Avec son air mutin, ses yeux pétillants et son allure de jeune fille sage qui ne demande qu’à faire les 400 coups, l’exquise Carey Mulligan est la principale raison d’aller voir Une éducation. L’éclosion d’une actrice sur grand écran est un plaisir dont on ne se lasse jamais, et l’énergie avec laquelle la comédienne de 24 ans s’empare de ce rôle écrit sur mesure est parfaitement communicative. À l’origine, il y a une histoire vraie : celle de la journaliste anglaise Lynn Barber, qui évoqua sa propre histoire dans une autobiographie. Adaptée pour le cinéma par un autre écrivain, Nick Hornby (auteur, entre autres, de merveilles comme Haute fidélité, Pour un garçon ou La Bonté, mode d’emploi), l’adolescence de l’autrice prend la forme d’un récit initiatique enlevé et très divertissant, un cinéma pop haut de gamme à la morale joliment subversive.
L’action se passe à Londres, au tout début des années 1960. Issue de la petite bourgeoisie, Jenny a 16 ans, un esprit bien fait dans un corps sain et se prépare à intégrer la prestigieuse université d’Oxford. Intelligente et curieuse, la jeune femme cultive un humour décalé pour mieux digérer la monotonie d’un quotidien un peu terne. Lorsqu’un beau jour, David, un homme mystérieux, séduisant et bien plus âgé qu’elle fait irruption dans sa vie, Jenny se réveille et commence à envisager le monde et son avenir… autrement. A priori, le film avance sur un terrain balisé : l’Angleterre encore coincée des écoles pour jeunes filles et des jupes plissées, le désir naissant d’une adolescente pour un homme mûr, la découverte d’un autre monde à deux pas de la maison familiale… Mais Nick Hornby insuffle à l’ensemble une légèreté inattendue et rafraîchissante. Ne cherchant jamais à s’appesantir sur les travers des personnages, le scénario privilégie l’humour gentiment caustique au psychodrame familial, sans pour autant négliger les enjeux, parfois dramatiques, qui se nouent.

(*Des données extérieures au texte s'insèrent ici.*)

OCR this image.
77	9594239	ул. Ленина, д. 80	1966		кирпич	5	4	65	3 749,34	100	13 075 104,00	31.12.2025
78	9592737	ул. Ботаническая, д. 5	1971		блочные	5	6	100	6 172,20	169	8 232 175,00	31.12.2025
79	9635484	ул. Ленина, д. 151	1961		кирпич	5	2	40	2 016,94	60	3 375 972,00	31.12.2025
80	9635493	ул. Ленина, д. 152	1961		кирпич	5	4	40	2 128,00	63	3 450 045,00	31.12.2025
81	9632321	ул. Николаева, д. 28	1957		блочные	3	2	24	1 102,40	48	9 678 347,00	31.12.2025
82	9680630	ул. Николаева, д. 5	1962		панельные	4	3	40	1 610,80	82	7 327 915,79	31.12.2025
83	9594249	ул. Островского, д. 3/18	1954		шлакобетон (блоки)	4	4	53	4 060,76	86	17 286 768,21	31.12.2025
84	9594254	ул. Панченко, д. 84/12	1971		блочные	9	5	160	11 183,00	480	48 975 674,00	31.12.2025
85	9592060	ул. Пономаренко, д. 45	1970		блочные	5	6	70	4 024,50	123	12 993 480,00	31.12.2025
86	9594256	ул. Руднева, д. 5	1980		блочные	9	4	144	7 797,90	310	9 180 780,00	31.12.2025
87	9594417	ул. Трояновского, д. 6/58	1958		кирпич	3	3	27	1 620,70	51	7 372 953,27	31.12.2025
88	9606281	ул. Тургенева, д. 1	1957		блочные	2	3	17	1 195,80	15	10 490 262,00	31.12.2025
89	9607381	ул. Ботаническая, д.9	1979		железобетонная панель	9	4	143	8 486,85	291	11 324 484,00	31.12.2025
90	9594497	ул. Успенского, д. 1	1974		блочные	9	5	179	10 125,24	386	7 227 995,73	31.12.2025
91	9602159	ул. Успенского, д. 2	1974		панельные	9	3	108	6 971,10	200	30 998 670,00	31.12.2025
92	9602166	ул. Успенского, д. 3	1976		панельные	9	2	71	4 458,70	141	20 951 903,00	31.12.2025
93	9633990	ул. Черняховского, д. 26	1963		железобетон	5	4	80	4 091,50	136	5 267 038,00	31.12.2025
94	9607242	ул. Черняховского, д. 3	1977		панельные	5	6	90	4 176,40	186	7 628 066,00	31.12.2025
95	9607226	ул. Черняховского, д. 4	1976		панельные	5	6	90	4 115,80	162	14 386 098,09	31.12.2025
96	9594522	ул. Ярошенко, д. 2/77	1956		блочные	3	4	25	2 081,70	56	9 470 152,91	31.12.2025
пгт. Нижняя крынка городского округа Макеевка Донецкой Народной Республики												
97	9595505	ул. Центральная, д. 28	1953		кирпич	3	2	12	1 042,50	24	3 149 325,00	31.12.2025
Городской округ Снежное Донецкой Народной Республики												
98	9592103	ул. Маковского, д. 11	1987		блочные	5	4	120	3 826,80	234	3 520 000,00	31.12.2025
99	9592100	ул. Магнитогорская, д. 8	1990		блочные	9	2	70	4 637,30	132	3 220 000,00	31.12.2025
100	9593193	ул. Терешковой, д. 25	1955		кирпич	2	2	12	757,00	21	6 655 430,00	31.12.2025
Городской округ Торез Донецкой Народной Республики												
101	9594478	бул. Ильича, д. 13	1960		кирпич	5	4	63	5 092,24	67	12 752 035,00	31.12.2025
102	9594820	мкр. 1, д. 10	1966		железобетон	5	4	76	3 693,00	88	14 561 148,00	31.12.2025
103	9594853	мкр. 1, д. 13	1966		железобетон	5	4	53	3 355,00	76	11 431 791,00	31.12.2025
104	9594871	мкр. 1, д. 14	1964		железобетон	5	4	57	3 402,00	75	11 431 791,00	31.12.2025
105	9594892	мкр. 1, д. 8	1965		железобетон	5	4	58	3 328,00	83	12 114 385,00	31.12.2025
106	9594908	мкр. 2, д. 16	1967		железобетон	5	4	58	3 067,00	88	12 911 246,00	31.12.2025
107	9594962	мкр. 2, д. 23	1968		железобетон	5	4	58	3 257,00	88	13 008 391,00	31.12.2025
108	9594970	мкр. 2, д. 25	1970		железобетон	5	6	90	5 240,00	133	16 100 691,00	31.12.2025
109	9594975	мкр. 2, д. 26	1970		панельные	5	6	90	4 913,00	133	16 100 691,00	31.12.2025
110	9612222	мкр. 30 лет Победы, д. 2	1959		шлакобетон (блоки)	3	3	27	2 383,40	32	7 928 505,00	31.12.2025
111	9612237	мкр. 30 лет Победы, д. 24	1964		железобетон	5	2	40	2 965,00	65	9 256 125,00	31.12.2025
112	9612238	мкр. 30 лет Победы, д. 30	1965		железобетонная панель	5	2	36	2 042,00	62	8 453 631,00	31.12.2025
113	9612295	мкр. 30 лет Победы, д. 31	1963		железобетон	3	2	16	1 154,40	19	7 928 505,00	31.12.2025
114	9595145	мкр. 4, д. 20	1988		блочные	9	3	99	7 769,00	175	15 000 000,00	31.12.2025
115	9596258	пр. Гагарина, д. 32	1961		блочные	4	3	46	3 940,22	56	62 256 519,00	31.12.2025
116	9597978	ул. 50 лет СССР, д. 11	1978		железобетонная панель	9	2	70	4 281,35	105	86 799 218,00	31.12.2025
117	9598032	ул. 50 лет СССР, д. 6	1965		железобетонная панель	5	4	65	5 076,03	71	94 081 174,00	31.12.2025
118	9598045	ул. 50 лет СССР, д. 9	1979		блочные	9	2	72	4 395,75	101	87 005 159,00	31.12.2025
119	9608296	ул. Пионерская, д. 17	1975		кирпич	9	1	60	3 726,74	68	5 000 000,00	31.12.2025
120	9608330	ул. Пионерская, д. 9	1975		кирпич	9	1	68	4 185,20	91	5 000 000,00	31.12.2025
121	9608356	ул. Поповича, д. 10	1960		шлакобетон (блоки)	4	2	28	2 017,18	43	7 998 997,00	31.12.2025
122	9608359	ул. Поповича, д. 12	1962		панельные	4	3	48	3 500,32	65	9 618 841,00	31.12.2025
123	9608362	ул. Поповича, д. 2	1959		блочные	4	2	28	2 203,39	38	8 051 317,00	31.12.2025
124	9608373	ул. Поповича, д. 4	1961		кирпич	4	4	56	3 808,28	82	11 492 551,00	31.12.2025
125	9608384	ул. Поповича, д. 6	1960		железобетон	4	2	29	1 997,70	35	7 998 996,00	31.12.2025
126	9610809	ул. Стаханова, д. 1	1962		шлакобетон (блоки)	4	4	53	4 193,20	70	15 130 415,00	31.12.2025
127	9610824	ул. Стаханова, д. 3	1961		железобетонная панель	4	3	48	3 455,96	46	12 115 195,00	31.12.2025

Le décalage qui se crée est un vrai régal et relève du travail d’orfèvre ; en équilibriste, l’écrivain-scénariste parvient à installer une atmosphère douce-amère où l’inéluctabilité du destin des personnages donne un goût âpre aux moments les plus sucrés, et inversement. Très en retrait, la mise en scène vient hélas quelque peu ternir l’ensemble. Le film est co-produit par la BBC, et cela se sent dans le moindre (non-)mouvement de caméra : on aurait aimé plus de folie dans l’évocation du sentiment de liberté qui étreint l’héroïne lors de ses folles escapades, plus de lyrisme dans sa passion amoureuse, plus de tension dans les drames qui viennent briser les personnages. À l’inverse, comme dans la moindre panouille produite par la télé anglaise, les comédiens sont grandioses, de l’Américain Peter Sarsgaard (David), parfait d’ambiguïté et de séduction gauche, à Alfred Molina, truculent dans le rôle du père de Jenny, en passant par Rosamund Pike, qui réussit l’exploit de créer le personnage de Blonde le plus drôle et le plus touchant que l’on ait vu depuis des lustres.
La fin, plus inattendue et étonnante qu’il n’y paraît, souffre d’être un peu expédiée, mais elle contribue néanmoins à la réussite de l’ensemble : Une éducation est un film lumineux et virevoltant, où même les personnages les plus joyeux cachent dans leur regard une émouvante mélancolie et où les stéréotypes redoutés ne peuvent rien contre l’extraordinaire volonté d’une héroïne très chic. Pas un grand film, mais un film drôlement chouette.